My name is Ian L. Paterson. I'm the CEO of Plurilock, a Canadian cybersecurity company. For 10 years, I've built and patented systems that verify who people are and delivered cybersecurity for government agencies and businesses. I'm here as an operator with a practical view of why fraud works and what would slow it down.
I'll offer three recommendations to combat the fraud that's hurting everyday Canadians, but first I'll start with a story.
A grandfather gets a phone call. He hears his grandson's voice: He's been in a car accident and needs money right now. The grandfather drives to the bank, gets the funds and hands a money order to a stranger who showed up in person to collect it. Only later, when the family compared notes, did the truth come out. The grandson was fine. The voice was a deepfake. It was a fraud.
That's one story. I have many, as I think most Canadians do.
Canadians reported $704 million in losses to the anti-fraud centre in 2025, which was the worst year on record. The RCMP estimates that only 5% to 10% of fraud ever gets reported, which means the real cost to the Canadian economy runs into the billions.
What do we do? In cybersecurity, we talk about prevention as “left of boom” and response as “right of boom”.
First, on left of boom, prevention comes down to identity.
Fraud works because we still verify people with things that are easy to fake: phone numbers, text messages, passwords and, now, voices. Back in 2019, I wrote in The Globe and Mail that my video game provider had better security than my bank. Seven years later, not much has changed, and deepfakes and voice cloning are letting bad guys automate and scale their attacks.
The fix is stronger identity that everyday Canadians can trust. When your telco, your bank or your government reaches out, it should come over a channel that can't easily be spoofed, like a push notification from a smart phone app.
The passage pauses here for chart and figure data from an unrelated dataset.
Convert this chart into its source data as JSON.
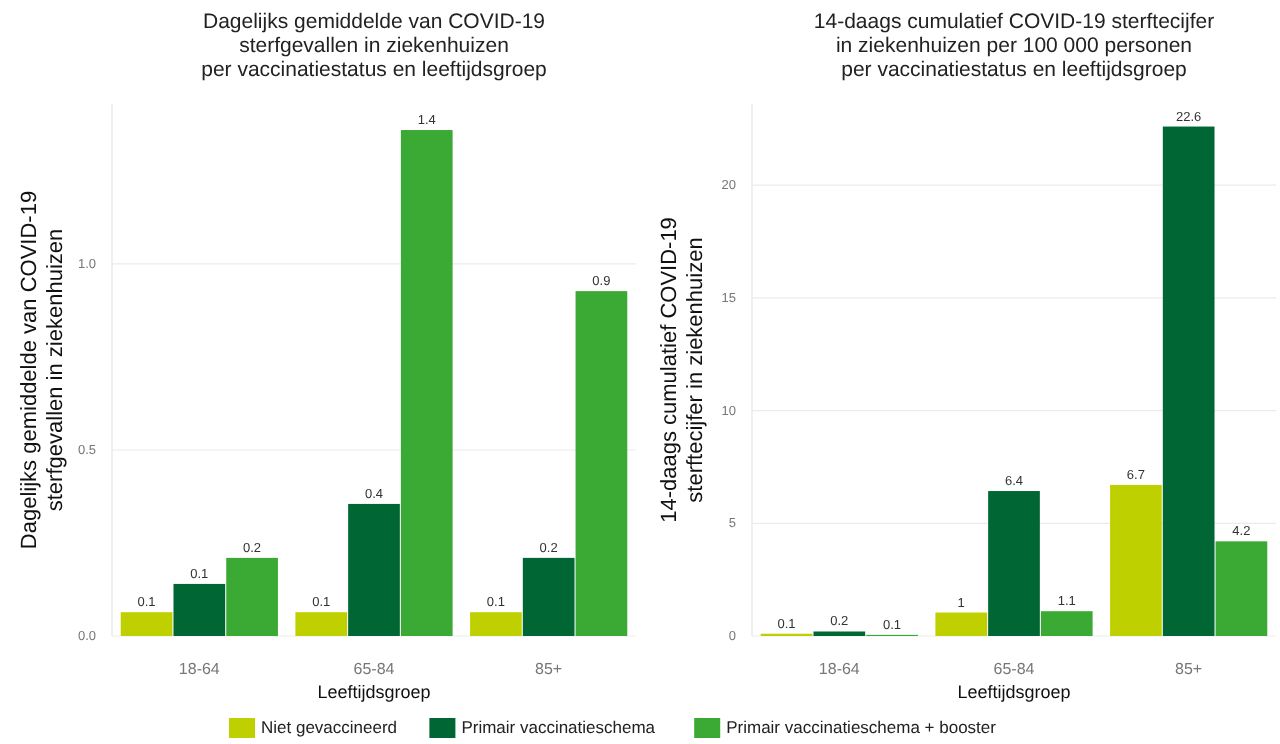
{
  "chart_data": [
    {
      "type": "bar",
      "title": "Dagelijks gemiddelde van COVID-19\nsterfgevallen in ziekenhuizen\nper vaccinatiestatus en leeftijdsgroep",
      "xlabel": "Leeftijdsgroep",
      "ylabel": "Dagelijks gemiddelde van COVID-19\nsterfgevallen in ziekenhuizen",
      "categories": [
        "18-64",
        "65-84",
        "85+"
      ],
      "series": [
        {
          "name": "Niet gevaccineerd",
          "color": "#bfd000",
          "values": [
            0.064,
            0.064,
            0.064
          ],
          "value_labels": [
            "0.1",
            "0.1",
            "0.1"
          ]
        },
        {
          "name": "Primair vaccinatieschema",
          "color": "#006633",
          "values": [
            0.14,
            0.355,
            0.21
          ],
          "value_labels": [
            "0.1",
            "0.4",
            "0.2"
          ]
        },
        {
          "name": "Primair vaccinatieschema + booster",
          "color": "#3aaa35",
          "values": [
            0.21,
            1.36,
            0.927
          ],
          "value_labels": [
            "0.2",
            "1.4",
            "0.9"
          ]
        }
      ],
      "ylim": [
        0,
        1.43
      ],
      "yticks": [
        {
          "value": 0,
          "label": "0.0"
        },
        {
          "value": 0.5,
          "label": "0.5"
        },
        {
          "value": 1,
          "label": "1.0"
        }
      ],
      "grid": "y",
      "legend": "bottom"
    },
    {
      "type": "bar",
      "title": "14-daags cumulatief COVID-19 sterftecijfer\nin ziekenhuizen per 100 000 personen\nper vaccinatiestatus en leeftijdsgroep",
      "xlabel": "Leeftijdsgroep",
      "ylabel": "14-daags cumulatief COVID-19\nsterftecijfer in ziekenhuizen",
      "categories": [
        "18-64",
        "65-84",
        "85+"
      ],
      "series": [
        {
          "name": "Niet gevaccineerd",
          "color": "#bfd000",
          "values": [
            0.1,
            1.04,
            6.7
          ],
          "value_labels": [
            "0.1",
            "1",
            "6.7"
          ]
        },
        {
          "name": "Primair vaccinatieschema",
          "color": "#006633",
          "values": [
            0.2,
            6.43,
            22.6
          ],
          "value_labels": [
            "0.2",
            "6.4",
            "22.6"
          ]
        },
        {
          "name": "Primair vaccinatieschema + booster",
          "color": "#3aaa35",
          "values": [
            0.05,
            1.1,
            4.2
          ],
          "value_labels": [
            "0.1",
            "1.1",
            "4.2"
          ]
        }
      ],
      "ylim": [
        0,
        23.6
      ],
      "yticks": [
        0,
        5,
        10,
        15,
        20
      ],
      "grid": "y",
      "legend": "bottom"
    }
  ]
}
When you sign into a service, it should be with credentials that can't easily be phished, like pass-keys, which no one could read over the phone to a criminal. When it's human to human, the answer is resilience. Criminals can fake a phone number and a familiar voice, so hang up, call back a number you know and ask about shared context like, “What did Aunt Bertha bring to Christmas dinner last year?”
Cheap habits beat expensive technology. That grandfather in the story wasn't careless. He did what all of us were taught to do: trust the voice on the line. That's what has to change, and it's fixable.
Government should go first. Every Canadian knows about the fake CRA calls. If the CRA and agencies like it used channels that can't easily be spoofed, they'd end one of the most common scams in the country and set the standard for everyone else.
Second, on right of boom, response comes down to coordination.
When the victim, the bank, the phone company and the criminal sit in different jurisdictions, the first question is always, who owns the file? Our police officers are some of the most mission-driven people I know, but too often the local police agency that ends up with the file doesn't have the training, tools or mandate to chase this kind of crime, and that police detachment has to weigh a $5,000 scam against an armed robbery down the street. The criminals count on that weakness and exploit it.
We have a start with the national cybercrime coordination centre, but its role is to support. The investigating still falls to individual officers. Canada needs a national response that leads these cases, not just supports them: one that cuts across jurisdictional boundaries and brings banks and telecoms to the table with privacy built in and a mandate to chase these crimes whatever the dollar amount.
Third, Canada cannot tackle these issues on its own. Some of the biggest operations originate outside the country. In the Indo-Pacific, scam compounds run at industrial scale, often staffed by trafficked workers targeting Canadians. We need to invest more in international assistance to help dismantle these networks at the source, before they reach Canadians.
Fraud is an identity problem, a coordination problem and a test of our resilience. Every day, Canadians are being electronically mugged by criminals who've turned this into an industry, one that runs on the seams in our system. Those seams are ours to close.
Thank you. I look forward to your questions.